Most of the defensive items which the CWS procured were intended for protection against gas warfare, although certain of them such as the decontaminating apparatus and the eyeshield proved useful in nongas warfare situations. Most offensive items, on the other hand, were intended for nongas warfare uses. These included such weapons as the incendiary bomb, the smoke generator, and the flame thrower, all of which the service procured in great numbers. The CWS also procured a considerable number of 4.2-inch chemical mortars and shells. The mortar, though originally designed to fire toxic shells, was used during the war to fire high explosives.

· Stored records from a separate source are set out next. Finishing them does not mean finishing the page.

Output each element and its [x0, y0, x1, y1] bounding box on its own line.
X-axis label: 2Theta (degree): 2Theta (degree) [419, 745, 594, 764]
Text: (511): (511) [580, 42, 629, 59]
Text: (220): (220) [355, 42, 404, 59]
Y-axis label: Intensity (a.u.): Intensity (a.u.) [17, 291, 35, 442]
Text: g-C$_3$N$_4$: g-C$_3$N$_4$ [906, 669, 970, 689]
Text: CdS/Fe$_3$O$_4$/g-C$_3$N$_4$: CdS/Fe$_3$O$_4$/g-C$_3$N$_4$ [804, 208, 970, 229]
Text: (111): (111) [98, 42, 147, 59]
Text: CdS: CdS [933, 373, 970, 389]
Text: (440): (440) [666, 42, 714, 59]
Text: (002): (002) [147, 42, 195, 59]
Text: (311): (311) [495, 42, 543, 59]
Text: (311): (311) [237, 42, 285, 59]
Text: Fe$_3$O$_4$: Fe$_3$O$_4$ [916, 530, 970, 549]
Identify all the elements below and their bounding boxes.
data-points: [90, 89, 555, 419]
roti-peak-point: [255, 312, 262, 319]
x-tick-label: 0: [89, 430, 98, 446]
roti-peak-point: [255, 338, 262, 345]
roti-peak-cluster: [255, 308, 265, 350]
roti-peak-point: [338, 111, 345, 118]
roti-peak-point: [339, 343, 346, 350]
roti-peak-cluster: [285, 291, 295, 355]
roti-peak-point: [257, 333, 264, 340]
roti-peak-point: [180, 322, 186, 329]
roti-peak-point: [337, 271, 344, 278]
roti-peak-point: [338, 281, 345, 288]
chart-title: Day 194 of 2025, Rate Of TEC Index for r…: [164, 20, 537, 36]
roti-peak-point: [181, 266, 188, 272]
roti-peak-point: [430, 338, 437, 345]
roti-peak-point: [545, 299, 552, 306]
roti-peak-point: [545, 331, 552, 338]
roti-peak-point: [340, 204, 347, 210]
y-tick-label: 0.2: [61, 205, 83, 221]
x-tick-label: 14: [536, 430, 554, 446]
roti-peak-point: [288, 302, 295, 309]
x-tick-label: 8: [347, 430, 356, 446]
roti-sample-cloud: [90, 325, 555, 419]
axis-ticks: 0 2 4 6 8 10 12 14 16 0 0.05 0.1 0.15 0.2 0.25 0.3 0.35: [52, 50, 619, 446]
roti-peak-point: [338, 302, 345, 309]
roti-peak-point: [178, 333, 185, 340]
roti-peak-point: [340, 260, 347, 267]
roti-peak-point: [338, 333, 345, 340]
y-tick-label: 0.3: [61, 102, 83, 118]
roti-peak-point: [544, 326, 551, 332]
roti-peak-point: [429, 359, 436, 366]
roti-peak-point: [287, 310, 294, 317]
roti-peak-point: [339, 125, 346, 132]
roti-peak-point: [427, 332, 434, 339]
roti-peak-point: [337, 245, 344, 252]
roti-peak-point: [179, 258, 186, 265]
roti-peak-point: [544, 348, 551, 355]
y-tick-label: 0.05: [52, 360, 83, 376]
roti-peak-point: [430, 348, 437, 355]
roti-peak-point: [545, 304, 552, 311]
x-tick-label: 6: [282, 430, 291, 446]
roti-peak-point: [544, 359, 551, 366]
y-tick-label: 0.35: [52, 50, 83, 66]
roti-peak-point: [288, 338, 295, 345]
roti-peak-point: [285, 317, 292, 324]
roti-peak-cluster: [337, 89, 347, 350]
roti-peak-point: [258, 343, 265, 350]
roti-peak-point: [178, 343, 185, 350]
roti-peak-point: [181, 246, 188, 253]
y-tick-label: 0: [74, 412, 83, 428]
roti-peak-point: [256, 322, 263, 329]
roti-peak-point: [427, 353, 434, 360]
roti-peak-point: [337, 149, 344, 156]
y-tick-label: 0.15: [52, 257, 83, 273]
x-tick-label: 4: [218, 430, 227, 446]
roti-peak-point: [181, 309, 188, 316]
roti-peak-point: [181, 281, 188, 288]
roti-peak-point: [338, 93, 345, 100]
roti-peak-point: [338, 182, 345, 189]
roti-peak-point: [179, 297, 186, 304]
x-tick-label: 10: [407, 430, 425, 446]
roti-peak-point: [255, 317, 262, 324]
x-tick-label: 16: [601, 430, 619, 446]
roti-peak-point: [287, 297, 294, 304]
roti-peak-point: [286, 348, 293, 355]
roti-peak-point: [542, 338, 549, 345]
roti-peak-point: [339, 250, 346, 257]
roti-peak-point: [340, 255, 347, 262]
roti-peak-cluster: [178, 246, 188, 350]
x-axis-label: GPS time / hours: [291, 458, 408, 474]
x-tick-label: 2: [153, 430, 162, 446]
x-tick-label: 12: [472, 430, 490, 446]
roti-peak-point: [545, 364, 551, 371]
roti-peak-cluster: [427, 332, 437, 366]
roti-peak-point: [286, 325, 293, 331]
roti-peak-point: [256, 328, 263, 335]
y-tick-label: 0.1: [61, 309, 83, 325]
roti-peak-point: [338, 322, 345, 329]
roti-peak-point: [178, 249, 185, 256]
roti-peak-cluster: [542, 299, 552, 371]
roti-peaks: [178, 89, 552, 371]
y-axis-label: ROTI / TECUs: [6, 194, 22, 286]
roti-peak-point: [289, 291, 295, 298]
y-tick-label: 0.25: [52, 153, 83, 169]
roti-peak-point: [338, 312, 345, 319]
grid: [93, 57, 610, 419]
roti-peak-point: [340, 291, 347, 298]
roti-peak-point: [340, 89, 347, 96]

Problems of manufacture of CWS defensive items sprang chiefly from the attempt to put items that had not been fully developed into mass production. Of all these items the gas mask had been developed to the greatest degree, yet the pressure to produce new models during the war gave rise to many manufacturing difficulties. Such items as protective ointments, detector kits, and decontaminating apparatus were at primitive states of development when the CWS awarded production contracts for them. Development of these items proceeded simultaneously with their production.